In thirteen chapters, Crude Capitalism unfolds this internal structure of the oil industry’s rise and transformation in the last century. Key to understanding the argument is some basic industry terminology. The oil industry arose in the United States during the Gilded period of intense capital concentration, with Standard Oil as its expression as the first oil “major”. It was not Standard Oil’s control of oil fields that led it to such a size, but rather its strategy of vertical integration—that is, its strategy of owning multiple stages of the supply chain—as an attempt to manage competition and control (over)production. The latter is the crucial crisis tendency of the oil industry, for without coordination and collusion provided by a trust, competition among the multiplicity of upstream oil producers would encourage each to extract as much oil as possible, leading to falling prices and thus falling profitability.

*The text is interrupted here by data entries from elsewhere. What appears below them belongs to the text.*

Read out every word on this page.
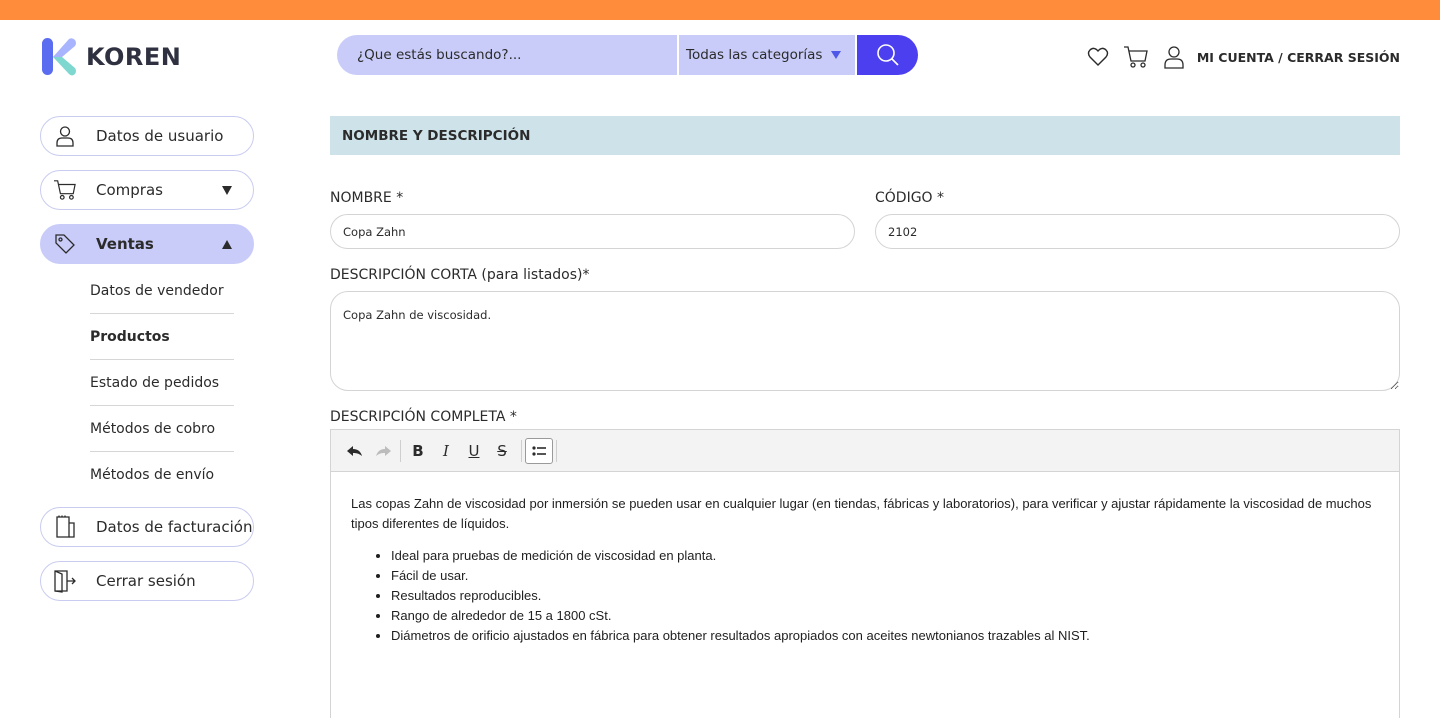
KOREN
¿Que estás buscando?...	Todas las categorías	MI CUENTA / CERRAR SESIÓN
Datos de usuario
Compras
Ventas
Datos de vendedor
Productos
Estado de pedidos
Métodos de cobro
Métodos de envío
Datos de facturación
Cerrar sesión
NOMBRE Y DESCRIPCIÓN
NOMBRE *
Copa Zahn	CÓDIGO *
2102
DESCRIPCIÓN CORTA (para listados)*
Copa Zahn de viscosidad.
DESCRIPCIÓN COMPLETA *
B	I	U	S

Las copas Zahn de viscosidad por inmersión se pueden usar en cualquier lugar (en tiendas, fábricas y laboratorios), para verificar y ajustar rápidamente la viscosidad de muchos tipos diferentes de líquidos.

• Ideal para pruebas de medición de viscosidad en planta.
• Fácil de usar.
• Resultados reproducibles.
• Rango de alrededor de 15 a 1800 cSt.
• Diámetros de orificio ajustados en fábrica para obtener resultados apropiados con aceites newtonianos trazables al NIST.
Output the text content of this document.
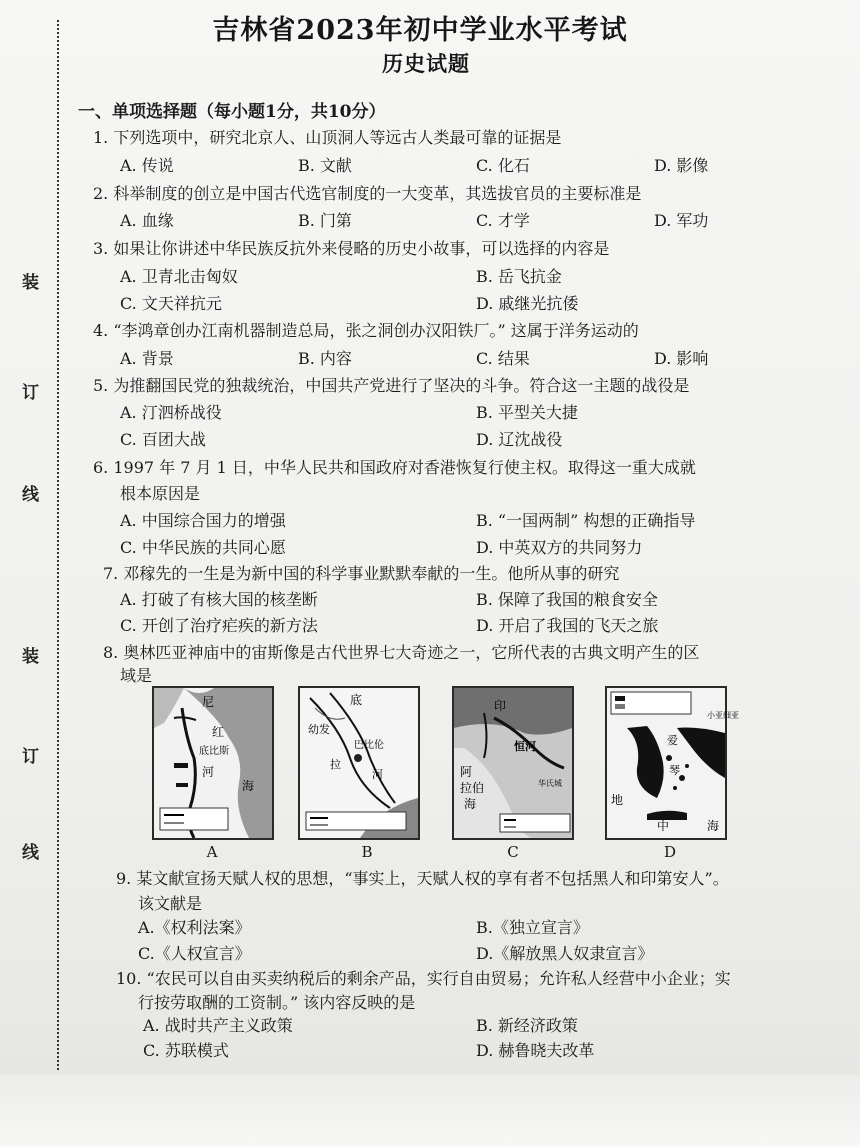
装
订
线
装
订
线
吉林省2023年初中学业水平考试
历史试题
一、单项选择题（每小题1分，共10分）
1. 下列选项中，研究北京人、山顶洞人等远古人类最可靠的证据是
A. 传说	B. 文献	C. 化石	D. 影像
2. 科举制度的创立是中国古代选官制度的一大变革，其选拔官员的主要标准是
A. 血缘	B. 门第	C. 才学	D. 军功
3. 如果让你讲述中华民族反抗外来侵略的历史小故事，可以选择的内容是
A. 卫青北击匈奴	B. 岳飞抗金
C. 文天祥抗元	D. 戚继光抗倭
4. “李鸿章创办江南机器制造总局，张之洞创办汉阳铁厂。” 这属于洋务运动的
A. 背景	B. 内容	C. 结果	D. 影响
5. 为推翻国民党的独裁统治，中国共产党进行了坚决的斗争。符合这一主题的战役是
A. 汀泗桥战役	B. 平型关大捷
C. 百团大战	D. 辽沈战役
6. 1997 年 7 月 1 日，中华人民共和国政府对香港恢复行使主权。取得这一重大成就
根本原因是
A. 中国综合国力的增强	B. “一国两制” 构想的正确指导
C. 中华民族的共同心愿	D. 中英双方的共同努力
7. 邓稼先的一生是为新中国的科学事业默默奉献的一生。他所从事的研究
A. 打破了有核大国的核垄断	B. 保障了我国的粮食安全
C. 开创了治疗疟疾的新方法	D. 开启了我国的飞天之旅
8. 奥林匹亚神庙中的宙斯像是古代世界七大奇迹之一，它所代表的古典文明产生的区
域是
尼
红
底比斯
河
海
A
底
幼发
巴比伦
拉
河
B
印
恒河
阿
拉伯
海
华氏城
C
爱
琴
小亚细亚
地
中	海
D
9. 某文献宣扬天赋人权的思想，“事实上，天赋人权的享有者不包括黑人和印第安人”。
该文献是
A.《权利法案》	B.《独立宣言》
C.《人权宣言》	D.《解放黑人奴隶宣言》
10. “农民可以自由买卖纳税后的剩余产品，实行自由贸易；允许私人经营中小企业；实
行按劳取酬的工资制。” 该内容反映的是
A. 战时共产主义政策	B. 新经济政策
C. 苏联模式	D. 赫鲁晓夫改革
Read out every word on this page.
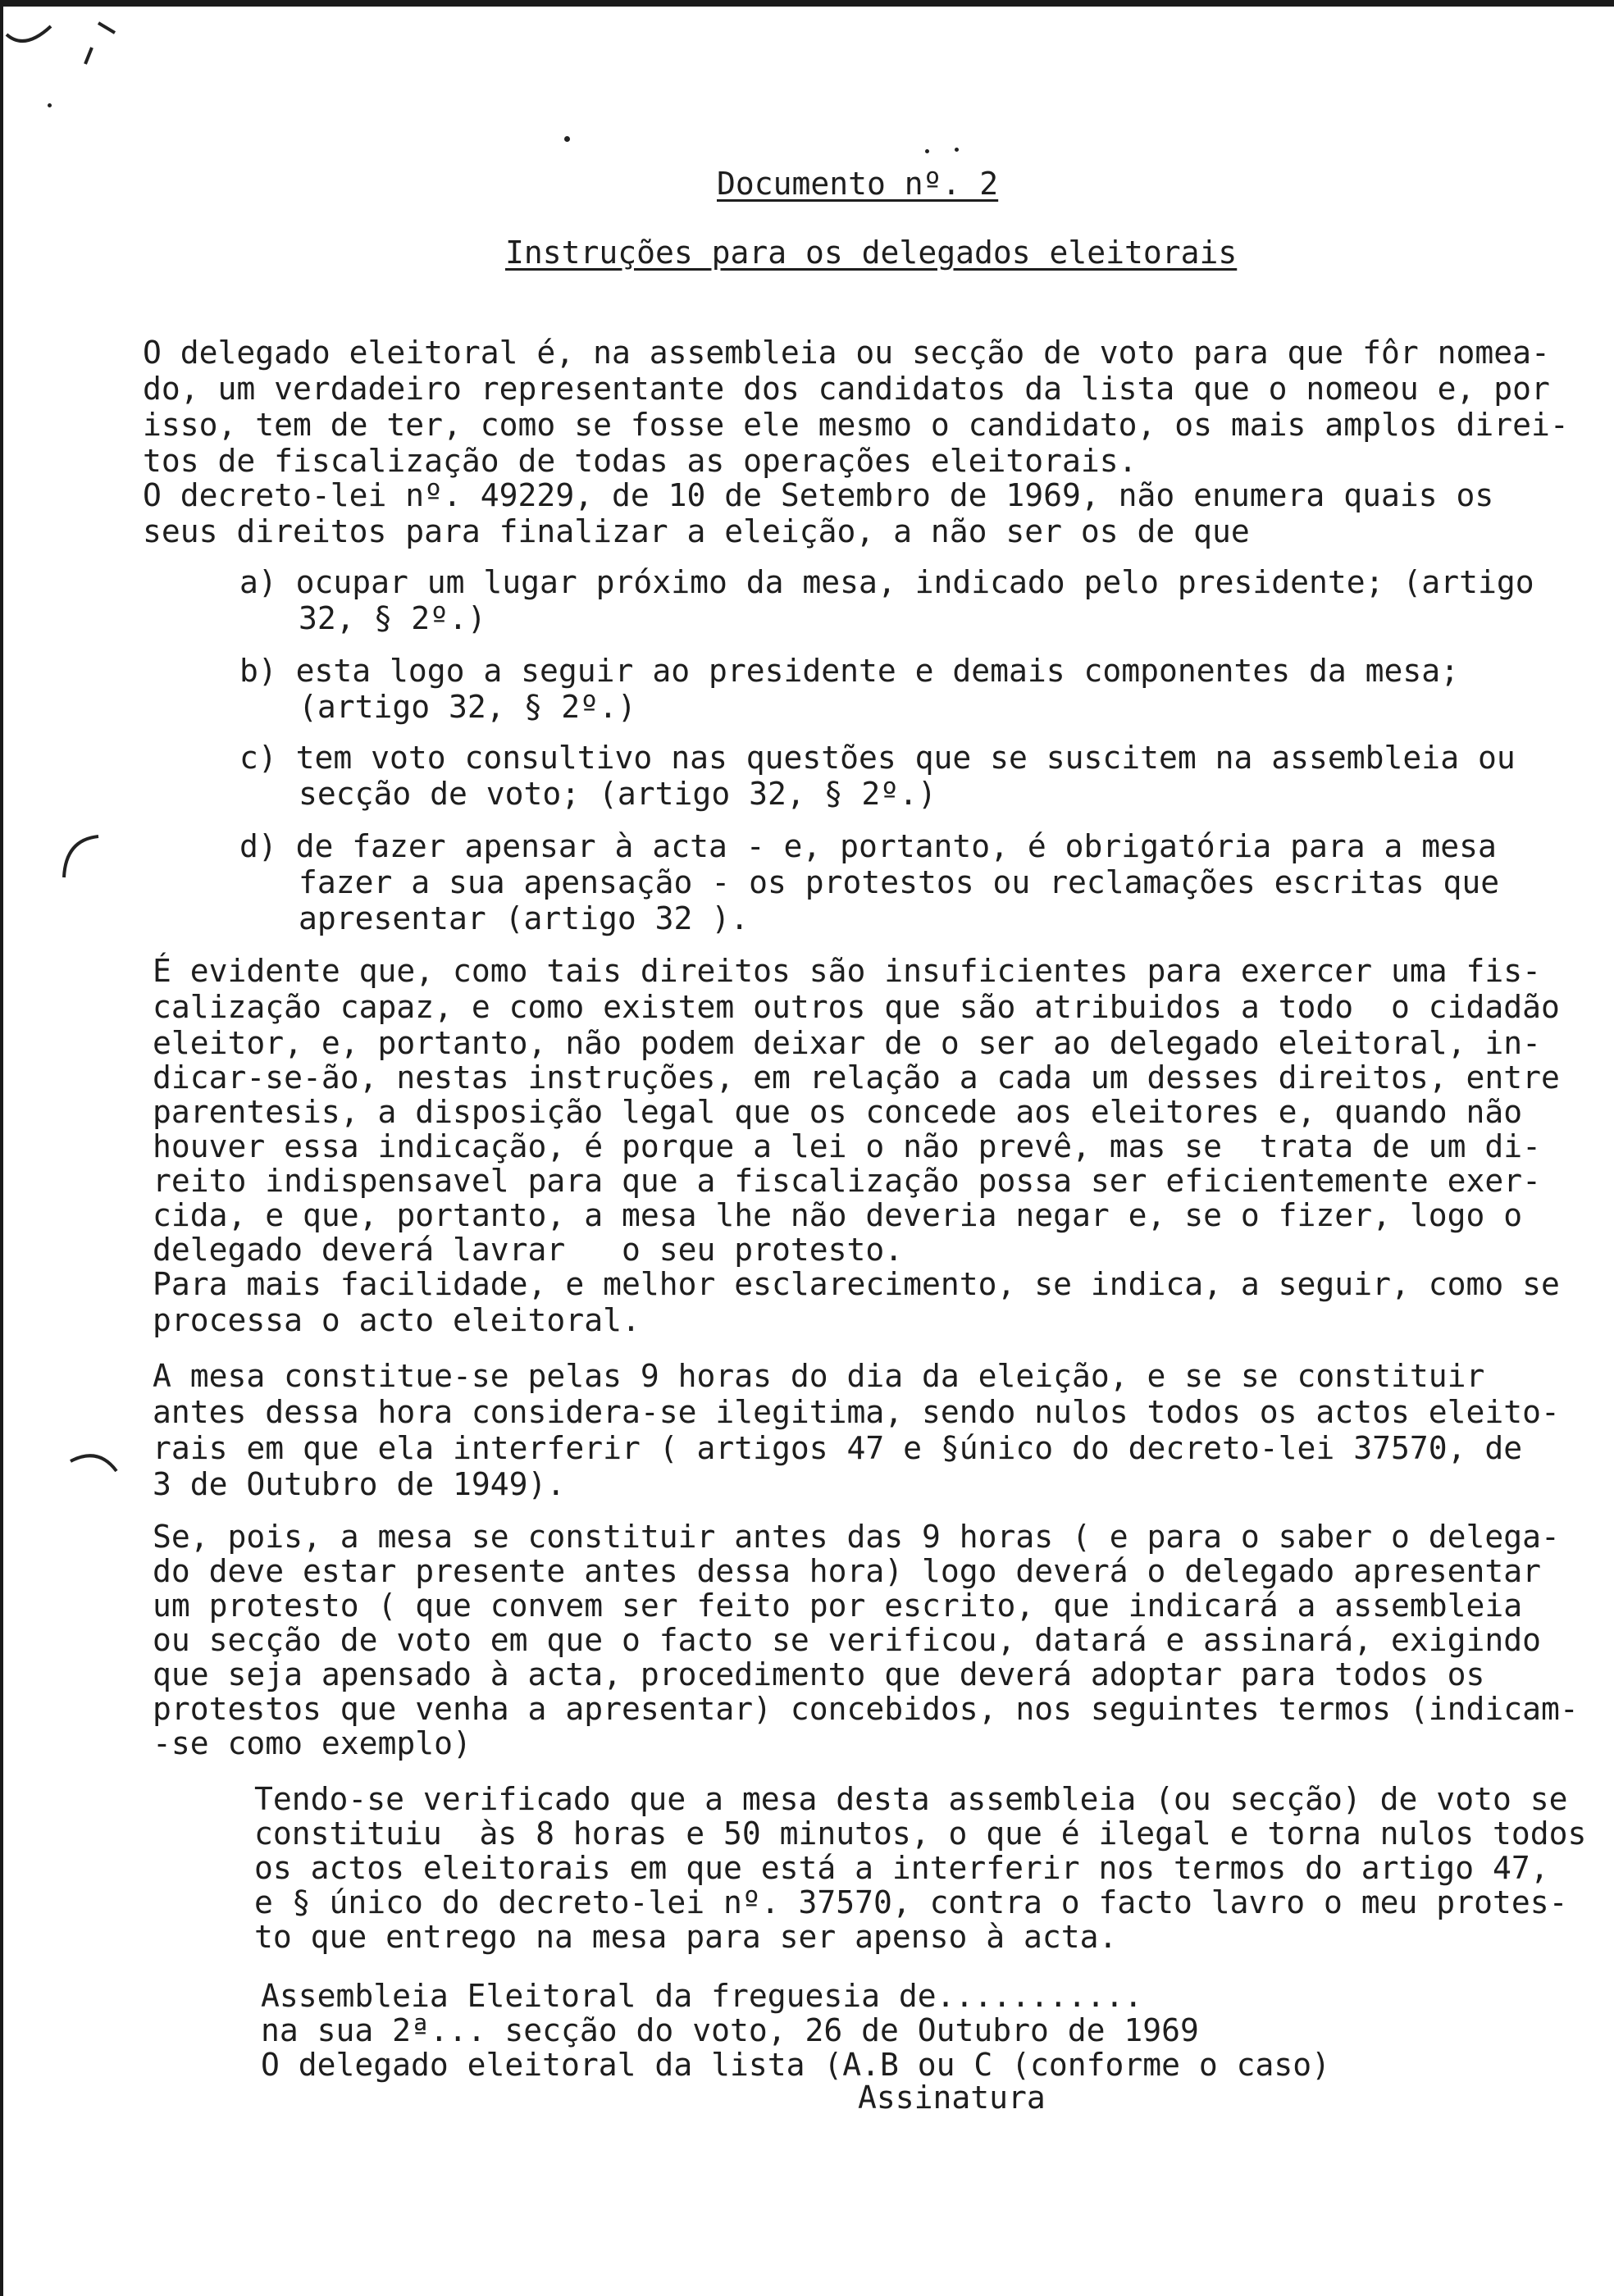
Documento nº. 2
Instruções para os delegados eleitorais
O delegado eleitoral é, na assembleia ou secção de voto para que fôr nomea-
do, um verdadeiro representante dos candidatos da lista que o nomeou e, por
isso, tem de ter, como se fosse ele mesmo o candidato, os mais amplos direi-
tos de fiscalização de todas as operações eleitorais.
O decreto-lei nº. 49229, de 10 de Setembro de 1969, não enumera quais os
seus direitos para finalizar a eleição, a não ser os de que
a) ocupar um lugar próximo da mesa, indicado pelo presidente; (artigo
32, § 2º.)
b) esta logo a seguir ao presidente e demais componentes da mesa;
(artigo 32, § 2º.)
c) tem voto consultivo nas questões que se suscitem na assembleia ou
secção de voto; (artigo 32, § 2º.)
d) de fazer apensar à acta - e, portanto, é obrigatória para a mesa
fazer a sua apensação - os protestos ou reclamações escritas que
apresentar (artigo 32 ).
É evidente que, como tais direitos são insuficientes para exercer uma fis-
calização capaz, e como existem outros que são atribuidos a todo  o cidadão
eleitor, e, portanto, não podem deixar de o ser ao delegado eleitoral, in-
dicar-se-ão, nestas instruções, em relação a cada um desses direitos, entre
parentesis, a disposição legal que os concede aos eleitores e, quando não
houver essa indicação, é porque a lei o não prevê, mas se  trata de um di-
reito indispensavel para que a fiscalização possa ser eficientemente exer-
cida, e que, portanto, a mesa lhe não deveria negar e, se o fizer, logo o
delegado deverá lavrar   o seu protesto.
Para mais facilidade, e melhor esclarecimento, se indica, a seguir, como se
processa o acto eleitoral.
A mesa constitue-se pelas 9 horas do dia da eleição, e se se constituir
antes dessa hora considera-se ilegitima, sendo nulos todos os actos eleito-
rais em que ela interferir ( artigos 47 e §único do decreto-lei 37570, de
3 de Outubro de 1949).
Se, pois, a mesa se constituir antes das 9 horas ( e para o saber o delega-
do deve estar presente antes dessa hora) logo deverá o delegado apresentar
um protesto ( que convem ser feito por escrito, que indicará a assembleia
ou secção de voto em que o facto se verificou, datará e assinará, exigindo
que seja apensado à acta, procedimento que deverá adoptar para todos os
protestos que venha a apresentar) concebidos, nos seguintes termos (indicam-
-se como exemplo)
Tendo-se verificado que a mesa desta assembleia (ou secção) de voto se
constituiu  às 8 horas e 50 minutos, o que é ilegal e torna nulos todos
os actos eleitorais em que está a interferir nos termos do artigo 47,
e § único do decreto-lei nº. 37570, contra o facto lavro o meu protes-
to que entrego na mesa para ser apenso à acta.
Assembleia Eleitoral da freguesia de...........
na sua 2ª... secção do voto, 26 de Outubro de 1969
O delegado eleitoral da lista (A.B ou C (conforme o caso)
Assinatura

Vertical integration offered a strategy of both control and flexibility, allowing the largest firms to integrate “downstream” infrastructures such as pipelines and refineries in order to edge out “upstream” competition among oil producers. For if an independent or small producer extracts an unrefined barrel of crude from the earth but cannot find a way to bring or refine that barrel to market, then they will be forced to lower their production quotas or sell at a lower price. Thus, even after Standard Oil was broken up into the firms that would become the familiar names of Exxon, Mobil, and Chevron, these large “integrated firms” concentrated on vertical integration while displacing the risks of (over)production onto smaller, “nonintegrated firms” or independents. “Standard’s corporate structure would set the template for the global oil industry through to the present day”, and so too does the integrated/nonintegrated division continue to shape, for instance, higher-risk oil plays such as US shale (that is, hydrofracking) markets.4Hanieh, Crude Capitalism, 36.